Plusieurs morts dans des violences post-électorales en Guinée

Plusieurs personnes ont été tuées dans des heurts entre partisans de l’opposition et forces de l’ordre, mercredi, à Conakry, trois jours après l’élection présidentielle guinéenne. Les résultats partiels, qui donnent Alpha Condé, le président sortant, en tête au premier tour sont vivement contestés par son rival Cellou Dalein Diallo, qui revendique la victoire. Son parti, l’Union des forces démocratiques (UFDG) dénonce « une fraude à grande échelle ».
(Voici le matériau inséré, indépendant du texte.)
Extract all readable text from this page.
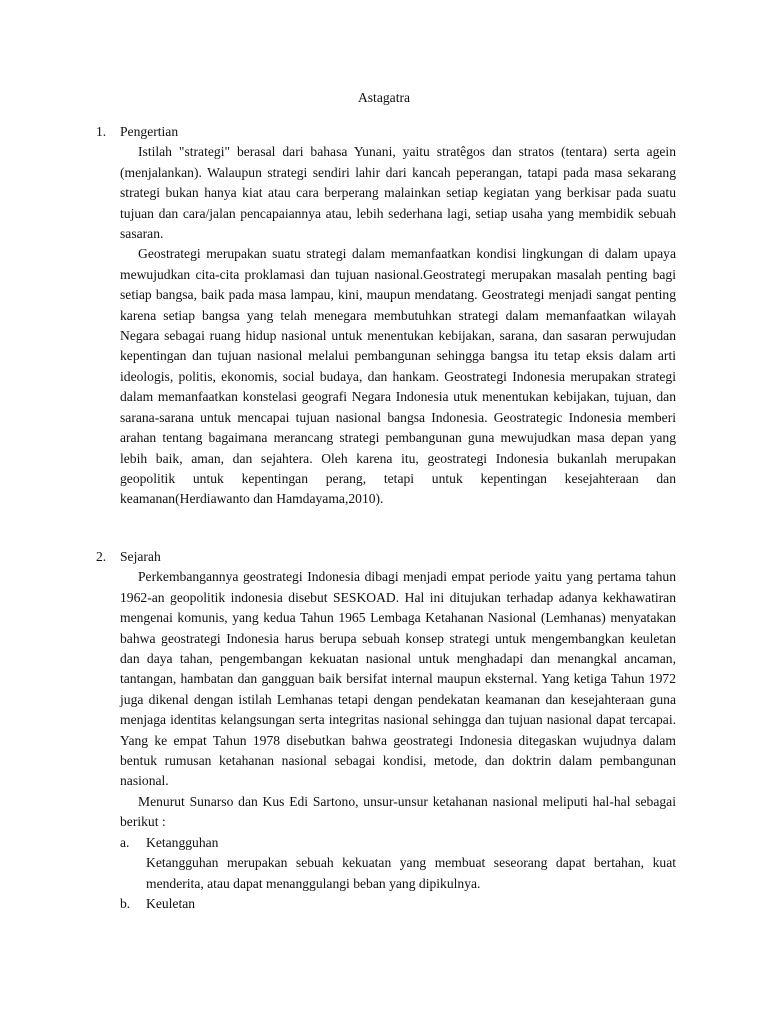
Astagatra
1.	Pengertian

Istilah "strategi" berasal dari bahasa Yunani, yaitu stratêgos dan stratos (tentara) serta agein (menjalankan). Walaupun strategi sendiri lahir dari kancah peperangan, tatapi pada masa sekarang strategi bukan hanya kiat atau cara berperang malainkan setiap kegiatan yang berkisar pada suatu tujuan dan cara/jalan pencapaiannya atau, lebih sederhana lagi, setiap usaha yang membidik sebuah sasaran.

Geostrategi merupakan suatu strategi dalam memanfaatkan kondisi lingkungan di dalam upaya mewujudkan cita-cita proklamasi dan tujuan nasional.Geostrategi merupakan masalah penting bagi setiap bangsa, baik pada masa lampau, kini, maupun mendatang. Geostrategi menjadi sangat penting karena setiap bangsa yang telah menegara membutuhkan strategi dalam memanfaatkan wilayah Negara sebagai ruang hidup nasional untuk menentukan kebijakan, sarana, dan sasaran perwujudan kepentingan dan tujuan nasional melalui pembangunan sehingga bangsa itu tetap eksis dalam arti ideologis, politis, ekonomis, social budaya, dan hankam. Geostrategi Indonesia merupakan strategi dalam memanfaatkan konstelasi geografi Negara Indonesia utuk menentukan kebijakan, tujuan, dan sarana-sarana untuk mencapai tujuan nasional bangsa Indonesia. Geostrategic Indonesia memberi arahan tentang bagaimana merancang strategi pembangunan guna mewujudkan masa depan yang lebih baik, aman, dan sejahtera. Oleh karena itu, geostrategi Indonesia bukanlah merupakan geopolitik untuk kepentingan perang, tetapi untuk kepentingan kesejahteraan dan keamanan(Herdiawanto dan Hamdayama,2010).

2.	Sejarah

Perkembangannya geostrategi Indonesia dibagi menjadi empat periode yaitu yang pertama tahun 1962-an geopolitik indonesia disebut SESKOAD. Hal ini ditujukan terhadap adanya kekhawatiran mengenai komunis, yang kedua Tahun 1965 Lembaga Ketahanan Nasional (Lemhanas) menyatakan bahwa geostrategi Indonesia harus berupa sebuah konsep strategi untuk mengembangkan keuletan dan daya tahan, pengembangan kekuatan nasional untuk menghadapi dan menangkal ancaman, tantangan, hambatan dan gangguan baik bersifat internal maupun eksternal. Yang ketiga Tahun 1972 juga dikenal dengan istilah Lemhanas tetapi dengan pendekatan keamanan dan kesejahteraan guna menjaga identitas kelangsungan serta integritas nasional sehingga dan tujuan nasional dapat tercapai. Yang ke empat Tahun 1978 disebutkan bahwa geostrategi Indonesia ditegaskan wujudnya dalam bentuk rumusan ketahanan nasional sebagai kondisi, metode, dan doktrin dalam pembangunan nasional.

Menurut Sunarso dan Kus Edi Sartono, unsur-unsur ketahanan nasional meliputi hal-hal sebagai berikut :

a.	Ketangguhan

Ketangguhan merupakan sebuah kekuatan yang membuat seseorang dapat bertahan, kuat menderita, atau dapat menanggulangi beban yang dipikulnya.

b.	Keuletan
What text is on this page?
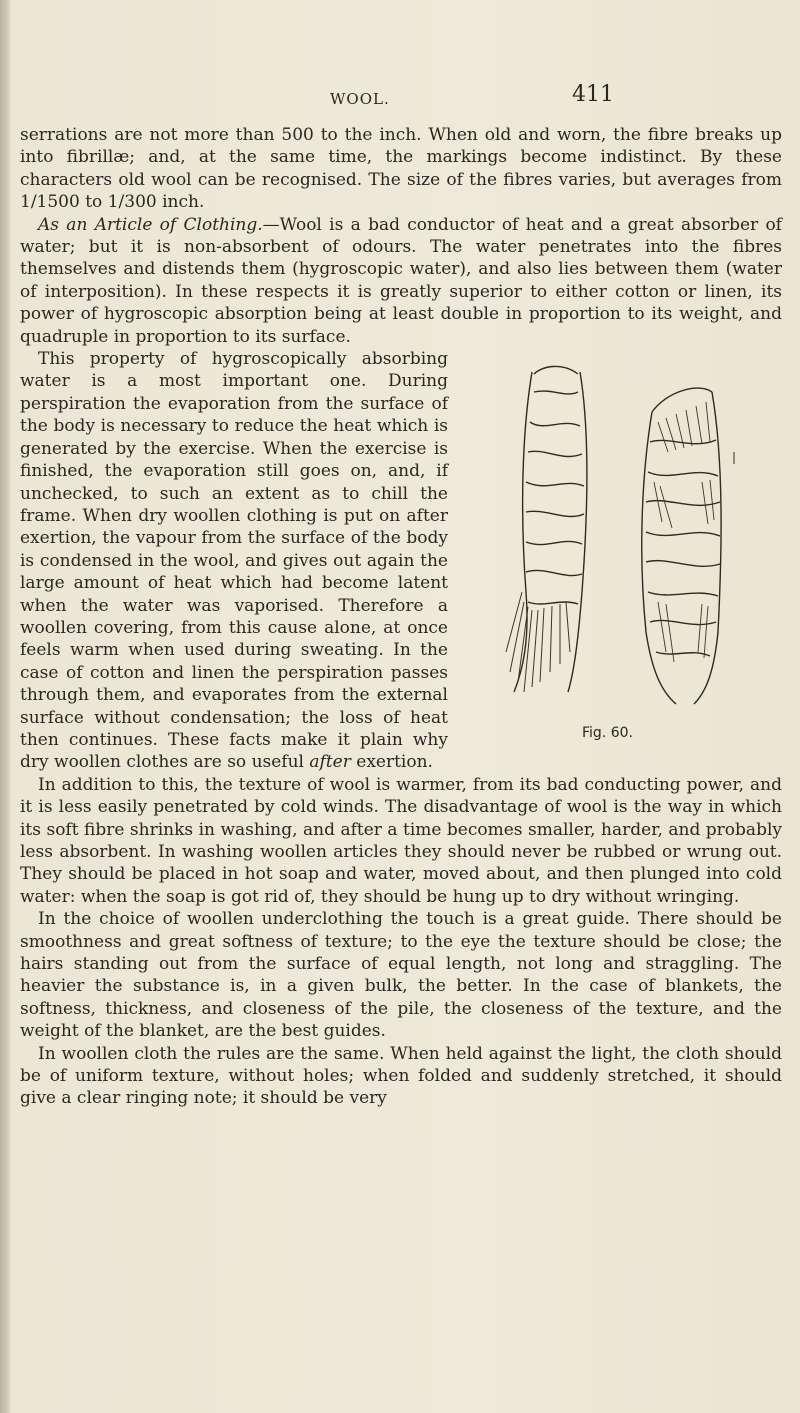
WOOL.	411

serrations are not more than 500 to the inch. When old and worn, the fibre breaks up into fibrillæ; and, at the same time, the markings become indistinct. By these characters old wool can be recognised. The size of the fibres varies, but averages from 1/1500 to 1/300 inch.

As an Article of Clothing.—Wool is a bad conductor of heat and a great absorber of water; but it is non-absorbent of odours. The water penetrates into the fibres themselves and distends them (hygroscopic water), and also lies between them (water of interposition). In these respects it is greatly superior to either cotton or linen, its power of hygroscopic absorption being at least double in proportion to its weight, and quadruple in proportion to its surface.

Fig. 60.

This property of hygroscopically absorbing water is a most important one. During perspiration the evaporation from the surface of the body is necessary to reduce the heat which is generated by the exercise. When the exercise is finished, the evaporation still goes on, and, if unchecked, to such an extent as to chill the frame. When dry woollen clothing is put on after exertion, the vapour from the surface of the body is condensed in the wool, and gives out again the large amount of heat which had become latent when the water was vaporised. Therefore a woollen covering, from this cause alone, at once feels warm when used during sweating. In the case of cotton and linen the perspiration passes through them, and evaporates from the external surface without condensation; the loss of heat then continues. These facts make it plain why dry woollen clothes are so useful after exertion.

In addition to this, the texture of wool is warmer, from its bad conducting power, and it is less easily penetrated by cold winds. The disadvantage of wool is the way in which its soft fibre shrinks in washing, and after a time becomes smaller, harder, and probably less absorbent. In washing woollen articles they should never be rubbed or wrung out. They should be placed in hot soap and water, moved about, and then plunged into cold water: when the soap is got rid of, they should be hung up to dry without wringing.

In the choice of woollen underclothing the touch is a great guide. There should be smoothness and great softness of texture; to the eye the texture should be close; the hairs standing out from the surface of equal length, not long and straggling. The heavier the substance is, in a given bulk, the better. In the case of blankets, the softness, thickness, and closeness of the pile, the closeness of the texture, and the weight of the blanket, are the best guides.

In woollen cloth the rules are the same. When held against the light, the cloth should be of uniform texture, without holes; when folded and suddenly stretched, it should give a clear ringing note; it should be very
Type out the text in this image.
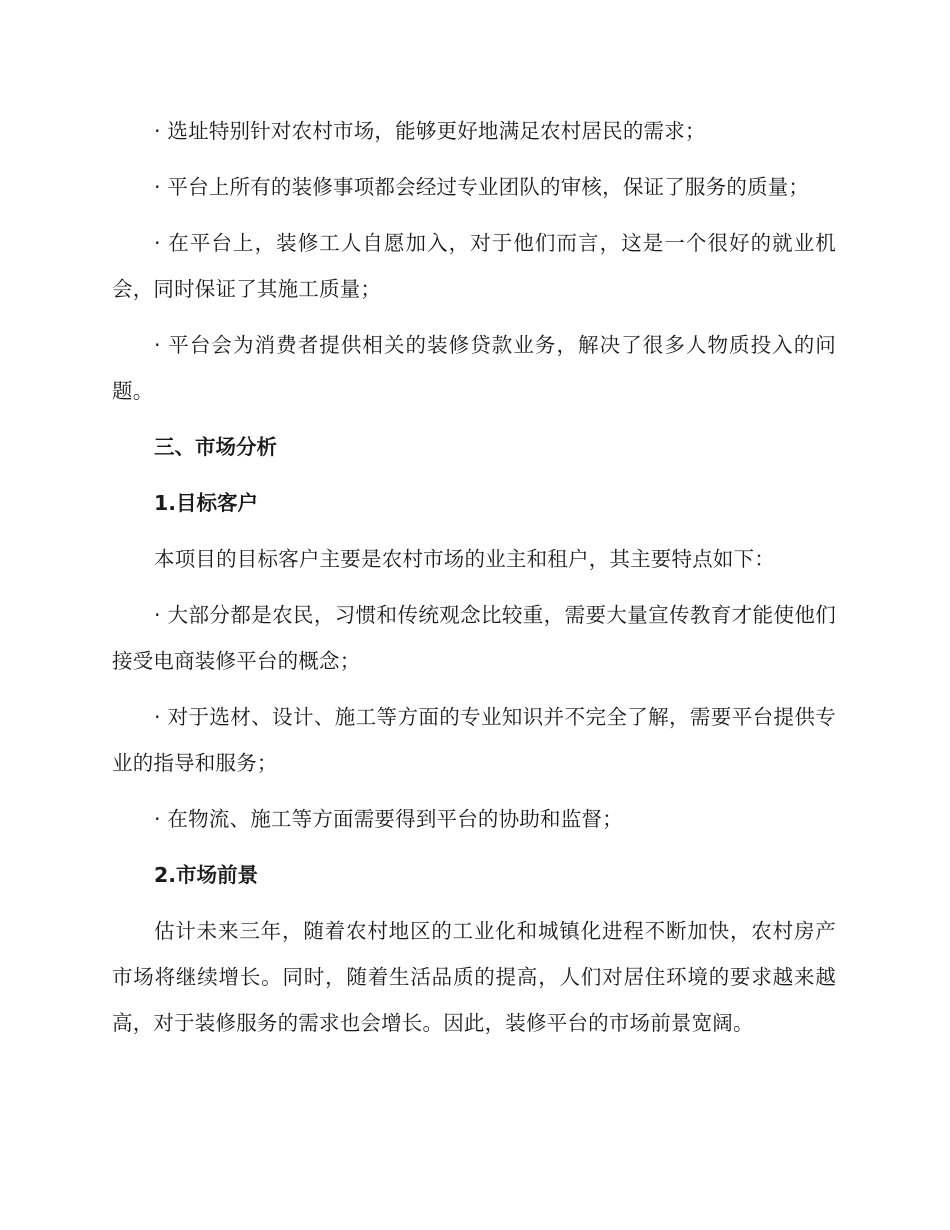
· 选址特别针对农村市场，能够更好地满足农村居民的需求；

· 平台上所有的装修事项都会经过专业团队的审核，保证了服务的质量；

· 在平台上，装修工人自愿加入，对于他们而言，这是一个很好的就业机会，同时保证了其施工质量；

· 平台会为消费者提供相关的装修贷款业务，解决了很多人物质投入的问题。

三、市场分析

1.目标客户

本项目的目标客户主要是农村市场的业主和租户，其主要特点如下：

· 大部分都是农民，习惯和传统观念比较重，需要大量宣传教育才能使他们接受电商装修平台的概念；

· 对于选材、设计、施工等方面的专业知识并不完全了解，需要平台提供专业的指导和服务；

· 在物流、施工等方面需要得到平台的协助和监督；

2.市场前景

估计未来三年，随着农村地区的工业化和城镇化进程不断加快，农村房产市场将继续增长。同时，随着生活品质的提高，人们对居住环境的要求越来越高，对于装修服务的需求也会增长。因此，装修平台的市场前景宽阔。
C’était le scénario redouté par de nombreux Guinéens, celui des violences post-électorales. Au moins neuf personnes ont été tuées dans des heurts entre partisans de l’opposition et forces de l’ordre, mercredi 21 octobre à Conakry, trois jours après une présidentielle organisée à l’issue de plusieurs mois de contestation meurtrière contre un troisième mandat du président Alpha Condé, 82 ans.

« Au moins trois personnes ont été tuées, que j’ai vues de mes propres yeux entre Lambanyi et Sonfonia », deux quartiers de la banlieue nord de la capitale, « une dizaine d’autres ont été blessées », a déclaré à l’AFP l’adjudant Mamadou Kéganan Doumbouya.

Selon Hadjiratou Barry, une habitante du quartier de Bailobaya, son frère a été « tué par les forces de l’ordre qui lui ont tiré dessus alors qu’il tentait de fuir ». Un médecin ayant requis l’anonymat a assuré avoir reçu « deux corps et neuf blessés » dans une clinique.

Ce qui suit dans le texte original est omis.